O rapaz range os dentes, mas assente rapidamente, se afasta, confiando as costas do seu pai para os outros enquanto corre na direção dos invasores, já que os reforços não o chegariam antes de oferecerem algum risco a sua tribo.
E com precisão, o líder Toppo contra-ataca os golpes rápidos e fortes do líder invasor com sua lança, evitando ao máximo as lâminas dos machados que poderiam destruir sua arma e quebrar suas defesas.
-Seu tolo! Isso é pelo nosso povo! - Gigi ruge mais uma vez, de olhos injetados, atacando o Pkiya numa sequência mortal, enquanto o oponente não consegue fazer nada além de rebater os ataques, desgastando a ponta de sua arma lentamente.
-Você é um lunático, isso sim!
Com boa parte dos invasores contidos, alguns guerreiros toppos começam a se unir com seu líder, flanqueado Gigi, enquanto atentos a suas armas de metal, mas cada vez mais perdido na raiva, o Biaa'chuia se atenta mortalmente ao Pkiya, atacando com brutalidade e sem parar por sequer um momento, rangendo seus dentes e avançando contra ele feito uma carroça desgovernada, cada vez mais próximo de quebrar todas as defesas do Pkiya. E Nô cedia cada vez mais espaço, sem poder encontrar uma abertura para contra-ataque, cedendo lentamente a pressão imensa que o invasor o causava…, porém, atento ao momento em que seu oponente gastaria suas energias e ficasse mais vulnerável, o que não parecia ser tão viável, pois o homem parecia tirar forças da sua própria convicção.
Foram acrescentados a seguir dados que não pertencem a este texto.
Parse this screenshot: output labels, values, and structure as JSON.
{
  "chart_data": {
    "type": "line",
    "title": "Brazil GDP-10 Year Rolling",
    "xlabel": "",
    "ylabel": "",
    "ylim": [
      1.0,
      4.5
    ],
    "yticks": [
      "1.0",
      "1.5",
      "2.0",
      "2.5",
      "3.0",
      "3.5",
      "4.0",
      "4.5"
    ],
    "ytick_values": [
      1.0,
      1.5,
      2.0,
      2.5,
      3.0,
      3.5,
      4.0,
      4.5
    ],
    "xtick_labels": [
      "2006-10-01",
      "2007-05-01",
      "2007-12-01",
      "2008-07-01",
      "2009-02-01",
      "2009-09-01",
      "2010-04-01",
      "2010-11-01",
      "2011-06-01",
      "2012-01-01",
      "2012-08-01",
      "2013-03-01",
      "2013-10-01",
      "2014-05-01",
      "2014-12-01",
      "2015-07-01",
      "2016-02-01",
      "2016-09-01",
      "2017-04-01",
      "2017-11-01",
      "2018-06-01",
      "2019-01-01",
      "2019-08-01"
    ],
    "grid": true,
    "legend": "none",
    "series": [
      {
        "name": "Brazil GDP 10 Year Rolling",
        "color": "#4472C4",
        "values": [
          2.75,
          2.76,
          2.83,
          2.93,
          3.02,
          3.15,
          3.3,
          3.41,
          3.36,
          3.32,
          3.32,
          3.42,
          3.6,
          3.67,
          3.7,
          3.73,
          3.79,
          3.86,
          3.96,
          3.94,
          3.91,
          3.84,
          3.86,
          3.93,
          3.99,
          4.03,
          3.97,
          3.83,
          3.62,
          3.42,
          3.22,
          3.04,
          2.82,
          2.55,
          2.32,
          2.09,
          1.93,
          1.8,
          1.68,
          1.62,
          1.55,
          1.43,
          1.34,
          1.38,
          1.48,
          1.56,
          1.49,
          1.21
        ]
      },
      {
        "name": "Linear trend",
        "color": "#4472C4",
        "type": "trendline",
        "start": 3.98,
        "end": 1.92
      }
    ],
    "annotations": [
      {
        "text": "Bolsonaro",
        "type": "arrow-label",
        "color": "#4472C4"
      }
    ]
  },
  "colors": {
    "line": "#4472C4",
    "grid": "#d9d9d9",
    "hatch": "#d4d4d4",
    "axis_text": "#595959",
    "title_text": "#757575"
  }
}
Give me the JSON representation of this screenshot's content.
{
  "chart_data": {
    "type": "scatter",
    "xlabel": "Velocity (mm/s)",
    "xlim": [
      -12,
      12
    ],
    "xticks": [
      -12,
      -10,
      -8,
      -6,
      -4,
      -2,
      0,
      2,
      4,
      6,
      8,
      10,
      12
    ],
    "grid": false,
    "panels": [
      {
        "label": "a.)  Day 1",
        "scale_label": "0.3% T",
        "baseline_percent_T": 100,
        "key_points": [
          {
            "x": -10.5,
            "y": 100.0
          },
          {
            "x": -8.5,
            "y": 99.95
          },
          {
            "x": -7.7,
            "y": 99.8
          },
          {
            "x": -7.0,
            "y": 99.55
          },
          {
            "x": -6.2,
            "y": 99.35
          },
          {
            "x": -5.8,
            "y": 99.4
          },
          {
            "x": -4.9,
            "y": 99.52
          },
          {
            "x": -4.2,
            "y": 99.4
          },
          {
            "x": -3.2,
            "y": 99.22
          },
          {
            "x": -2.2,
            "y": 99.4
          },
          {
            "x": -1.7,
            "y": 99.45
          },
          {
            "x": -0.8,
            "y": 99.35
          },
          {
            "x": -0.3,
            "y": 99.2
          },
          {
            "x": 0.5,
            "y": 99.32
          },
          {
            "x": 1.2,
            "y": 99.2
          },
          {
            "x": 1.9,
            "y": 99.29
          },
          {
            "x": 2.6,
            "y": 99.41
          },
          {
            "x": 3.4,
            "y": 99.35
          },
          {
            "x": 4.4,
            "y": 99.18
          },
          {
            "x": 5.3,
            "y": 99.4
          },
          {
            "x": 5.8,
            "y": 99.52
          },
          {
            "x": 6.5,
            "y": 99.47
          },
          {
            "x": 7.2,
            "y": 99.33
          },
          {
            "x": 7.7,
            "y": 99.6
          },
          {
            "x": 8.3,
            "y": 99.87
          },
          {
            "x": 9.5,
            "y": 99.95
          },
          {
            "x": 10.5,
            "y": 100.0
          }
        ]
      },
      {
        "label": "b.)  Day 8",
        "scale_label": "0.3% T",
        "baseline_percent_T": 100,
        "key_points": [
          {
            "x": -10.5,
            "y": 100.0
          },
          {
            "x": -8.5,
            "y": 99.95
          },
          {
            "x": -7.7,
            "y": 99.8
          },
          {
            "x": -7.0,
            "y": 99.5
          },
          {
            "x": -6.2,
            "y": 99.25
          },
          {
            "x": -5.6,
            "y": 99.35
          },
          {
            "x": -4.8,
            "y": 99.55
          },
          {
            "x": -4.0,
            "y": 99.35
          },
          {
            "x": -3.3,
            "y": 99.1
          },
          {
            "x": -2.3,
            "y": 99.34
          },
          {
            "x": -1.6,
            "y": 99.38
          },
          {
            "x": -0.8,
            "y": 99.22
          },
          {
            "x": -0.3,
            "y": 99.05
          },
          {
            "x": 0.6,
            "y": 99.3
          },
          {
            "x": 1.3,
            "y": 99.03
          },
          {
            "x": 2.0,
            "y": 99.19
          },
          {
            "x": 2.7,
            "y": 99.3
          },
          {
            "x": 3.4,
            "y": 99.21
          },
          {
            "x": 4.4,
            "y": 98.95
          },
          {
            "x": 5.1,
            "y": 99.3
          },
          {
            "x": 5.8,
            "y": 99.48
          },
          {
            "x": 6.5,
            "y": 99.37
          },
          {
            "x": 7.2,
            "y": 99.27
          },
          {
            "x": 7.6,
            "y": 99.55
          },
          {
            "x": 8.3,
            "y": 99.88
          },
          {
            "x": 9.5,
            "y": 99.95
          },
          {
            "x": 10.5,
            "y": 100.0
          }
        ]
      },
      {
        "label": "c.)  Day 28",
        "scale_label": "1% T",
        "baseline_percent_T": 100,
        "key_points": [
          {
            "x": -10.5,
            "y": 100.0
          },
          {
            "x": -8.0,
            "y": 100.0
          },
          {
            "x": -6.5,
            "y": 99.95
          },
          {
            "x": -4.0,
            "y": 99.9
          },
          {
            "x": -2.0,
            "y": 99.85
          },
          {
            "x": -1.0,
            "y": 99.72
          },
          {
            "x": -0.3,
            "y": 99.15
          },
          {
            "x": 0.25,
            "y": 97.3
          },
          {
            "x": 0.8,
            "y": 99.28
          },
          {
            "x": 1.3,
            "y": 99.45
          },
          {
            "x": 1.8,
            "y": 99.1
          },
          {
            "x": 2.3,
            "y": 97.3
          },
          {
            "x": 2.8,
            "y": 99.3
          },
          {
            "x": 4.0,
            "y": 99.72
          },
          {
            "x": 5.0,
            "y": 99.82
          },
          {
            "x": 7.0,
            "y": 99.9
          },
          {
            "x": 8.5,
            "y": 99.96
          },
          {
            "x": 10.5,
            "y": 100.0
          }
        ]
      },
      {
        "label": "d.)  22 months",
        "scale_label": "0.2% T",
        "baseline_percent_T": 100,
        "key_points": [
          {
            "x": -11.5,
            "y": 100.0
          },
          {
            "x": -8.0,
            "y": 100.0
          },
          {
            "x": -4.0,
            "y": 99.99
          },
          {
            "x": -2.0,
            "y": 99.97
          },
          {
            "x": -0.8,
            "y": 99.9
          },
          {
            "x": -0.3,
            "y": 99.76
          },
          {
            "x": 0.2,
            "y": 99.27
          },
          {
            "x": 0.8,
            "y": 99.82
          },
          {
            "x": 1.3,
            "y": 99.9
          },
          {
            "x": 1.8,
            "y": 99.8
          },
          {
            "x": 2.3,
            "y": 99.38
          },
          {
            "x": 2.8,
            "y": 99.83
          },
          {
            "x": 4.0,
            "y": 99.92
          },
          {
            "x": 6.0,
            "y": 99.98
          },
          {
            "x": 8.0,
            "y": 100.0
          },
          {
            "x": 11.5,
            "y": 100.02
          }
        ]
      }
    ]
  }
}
Mas nada disso foi necessário.
Buuuuuuusssst
O barulho ensurdecedor atrai os olhares dos dois líderes, e de todos os guerreiros presentes, como um ímã atraindo pó de metal em um rio.
O que viam, era uma coluna de fogo ardente subindo aos céus, mais vívida que qualquer alucinação, e sumindo logo em seguida. O segundo de distração custou para os dois lados, mas principalmente os Biaa'chuias, que não perceberam a presença esguia dos bonecos se aproximando até que fosse tarde. Os toppos sequer reagiram a tempo de tão atônitos, ao verem grandes bonecos brancos saltarem do nada e atingirem os invasores com golpes pesados. Alguns conseguiram contra-atacar, mas suas armas simplesmente ricocheteiam nos corpos duros dos bonecos, que aproveitando a abertura causada por isso, os derrubaram com chutes precisos nos seus pontos sensíveis.